Australian farmers have long relied on what’s called a “double knock” approach to preventing herbicide resistance. Essentially, growers spray with Roundup and then come back right away and hit escapes with another form of weed control. Depending on the crop and time of the year, that might include tillage, burning or treatments with another mode of action.
Mostly, though, the system has evolved into applying Roundup and then coming back with paraquat.
The approach held up well for years but issues are now at hand. Researchers have confirmed cross-resistance to Roundup and paraquat among populations of tall fleabane. Essentially, fleabane slipped past the common double-knock approach – an initial glyphosate application followed by a paraquat spray 7 days later.
In a comparison, one of the biotypes was 4.9 times more resistant to paraquat than a susceptible biotype.
“While this level of resistance is generally considered ‘moderate,’ it is clear that resistance is building and must be taken very seriously, given the importance of the double-knock tactic in most cotton and grain production systems in Australia,” writes Cindy Benjamin on the Australian-based WeedSmart website.
After the initial Roundup application, herbicide injury was obvious on the resistant populations. That included narrowing of leaves and slow growth. But when the second application went on – the paraquat part of the double knock – those plants survived and fared well enough to produce seed.
The resistant populations were collected in Queensland and New South Wales — Australia’s cotton states — as part of a resistance survey funded by the nation’s cotton checkoff program. This is the first paraquat-resistant tall fleabane identified in the Australia, although it has also surfaced in Japan, Sri Lanka and Taiwan.

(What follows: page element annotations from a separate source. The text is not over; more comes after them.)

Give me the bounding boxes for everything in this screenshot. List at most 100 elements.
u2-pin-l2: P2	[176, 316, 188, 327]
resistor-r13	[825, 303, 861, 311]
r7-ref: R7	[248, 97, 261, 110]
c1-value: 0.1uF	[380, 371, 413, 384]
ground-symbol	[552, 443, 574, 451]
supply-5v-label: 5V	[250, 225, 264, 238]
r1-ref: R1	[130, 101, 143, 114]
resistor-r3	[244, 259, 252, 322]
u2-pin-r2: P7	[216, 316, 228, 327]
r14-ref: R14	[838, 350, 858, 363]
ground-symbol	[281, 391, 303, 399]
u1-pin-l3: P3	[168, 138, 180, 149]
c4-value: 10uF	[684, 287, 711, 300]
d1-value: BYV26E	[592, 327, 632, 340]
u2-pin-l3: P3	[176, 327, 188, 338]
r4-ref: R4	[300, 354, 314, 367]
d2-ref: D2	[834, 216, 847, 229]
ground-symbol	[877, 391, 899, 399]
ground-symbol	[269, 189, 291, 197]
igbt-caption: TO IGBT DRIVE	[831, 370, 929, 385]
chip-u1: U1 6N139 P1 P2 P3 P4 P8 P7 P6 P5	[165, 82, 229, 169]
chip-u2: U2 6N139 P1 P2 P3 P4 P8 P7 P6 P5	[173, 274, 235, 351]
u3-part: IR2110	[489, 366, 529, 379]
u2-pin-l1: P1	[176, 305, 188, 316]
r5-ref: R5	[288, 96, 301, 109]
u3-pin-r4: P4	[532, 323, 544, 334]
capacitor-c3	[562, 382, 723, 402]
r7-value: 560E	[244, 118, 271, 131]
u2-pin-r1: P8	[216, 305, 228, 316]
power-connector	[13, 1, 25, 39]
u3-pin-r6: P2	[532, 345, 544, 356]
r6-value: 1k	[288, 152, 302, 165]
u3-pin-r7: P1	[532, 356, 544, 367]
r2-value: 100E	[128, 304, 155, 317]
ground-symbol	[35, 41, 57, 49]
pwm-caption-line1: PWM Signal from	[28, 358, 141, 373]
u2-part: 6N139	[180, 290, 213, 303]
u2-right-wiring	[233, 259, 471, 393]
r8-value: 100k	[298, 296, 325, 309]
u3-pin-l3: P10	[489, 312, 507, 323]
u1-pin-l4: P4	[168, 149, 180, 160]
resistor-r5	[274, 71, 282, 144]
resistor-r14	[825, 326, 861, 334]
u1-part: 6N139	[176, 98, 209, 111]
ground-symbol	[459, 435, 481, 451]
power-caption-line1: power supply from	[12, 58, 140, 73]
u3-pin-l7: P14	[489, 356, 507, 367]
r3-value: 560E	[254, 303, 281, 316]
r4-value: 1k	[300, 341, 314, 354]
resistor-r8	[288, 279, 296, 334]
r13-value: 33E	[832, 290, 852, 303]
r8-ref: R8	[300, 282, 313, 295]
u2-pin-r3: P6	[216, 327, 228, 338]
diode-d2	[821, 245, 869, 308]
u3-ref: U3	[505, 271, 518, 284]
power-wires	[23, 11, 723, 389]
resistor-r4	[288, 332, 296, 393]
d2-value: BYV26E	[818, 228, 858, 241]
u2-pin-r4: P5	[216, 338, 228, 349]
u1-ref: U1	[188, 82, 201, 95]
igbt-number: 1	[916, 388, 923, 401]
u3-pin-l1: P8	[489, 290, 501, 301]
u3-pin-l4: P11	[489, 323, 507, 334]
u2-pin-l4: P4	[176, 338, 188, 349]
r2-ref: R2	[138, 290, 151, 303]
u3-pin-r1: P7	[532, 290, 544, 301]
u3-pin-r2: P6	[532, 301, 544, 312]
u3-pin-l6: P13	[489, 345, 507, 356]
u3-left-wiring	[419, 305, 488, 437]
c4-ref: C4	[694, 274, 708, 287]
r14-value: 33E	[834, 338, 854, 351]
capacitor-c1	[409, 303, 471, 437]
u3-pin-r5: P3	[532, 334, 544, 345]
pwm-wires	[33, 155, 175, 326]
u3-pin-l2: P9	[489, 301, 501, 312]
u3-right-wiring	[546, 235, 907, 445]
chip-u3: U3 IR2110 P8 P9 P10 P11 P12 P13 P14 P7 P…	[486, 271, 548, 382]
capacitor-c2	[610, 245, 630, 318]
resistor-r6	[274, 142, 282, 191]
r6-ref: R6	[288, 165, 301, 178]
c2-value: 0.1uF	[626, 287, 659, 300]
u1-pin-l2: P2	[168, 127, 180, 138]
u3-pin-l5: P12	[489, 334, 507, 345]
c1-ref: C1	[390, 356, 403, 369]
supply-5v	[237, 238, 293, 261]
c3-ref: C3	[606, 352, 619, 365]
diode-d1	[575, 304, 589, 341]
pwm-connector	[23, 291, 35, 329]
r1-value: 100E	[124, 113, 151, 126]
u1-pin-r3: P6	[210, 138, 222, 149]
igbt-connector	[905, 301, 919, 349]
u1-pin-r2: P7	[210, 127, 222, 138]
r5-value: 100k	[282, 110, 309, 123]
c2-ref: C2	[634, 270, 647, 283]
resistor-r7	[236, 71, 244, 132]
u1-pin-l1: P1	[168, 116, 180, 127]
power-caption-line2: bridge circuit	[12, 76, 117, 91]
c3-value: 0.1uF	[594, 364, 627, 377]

Plenty Of Seed To Go Around?
That significantly raises the stakes, says Md Asaduzzaman, a weed researcher with the New South Wales Department of Primary Industries.
“This species produces a large quantity of seed, germinates quickly and the seed can travel over 10 kilometers (6 miles) in the wind,” he points out. “So, dispersal of paraquat / glyphosate-resistance traits will be impossible to contain.”
Researchers in 2013 confirmed that a population of annual ryegrass also had developed resistance to both Roundup and paraquat.
“Having demonstrated resistance to the dual application of these herbicides in the otherwise effective double-knock tactic is cause for great concern,” Benjamin notes in her report. “Weed populations take longer to evolve resistance to paraquat and glyphosate (Roundup) compared to some other modes of action, but it will happen after years of regular applications without survivor control.”
No Survivors – That’s The Objective
Field crops can compete against fleabane, given the right circumstances, Benjamin writes, but the weed gains the advantage in thinnish wide-row crops like dryland cotton.
“Combating herbicide resistance and keeping weed numbers low will require the implementation of a wider range of weed control tactics rather than relying heavily on the double-knock tactic,” she adds.
The key to regaining control rests on monitoring and removing survivors, emphasizes Asaduzzaman. He points to the Australian cotton industry’s weed control strategy of “2+2 and zero” – going with 2 non-glyphosate tactics in the crop plus 2 non-glyphosate tactics in the fallow period and then ensuring zero survivors.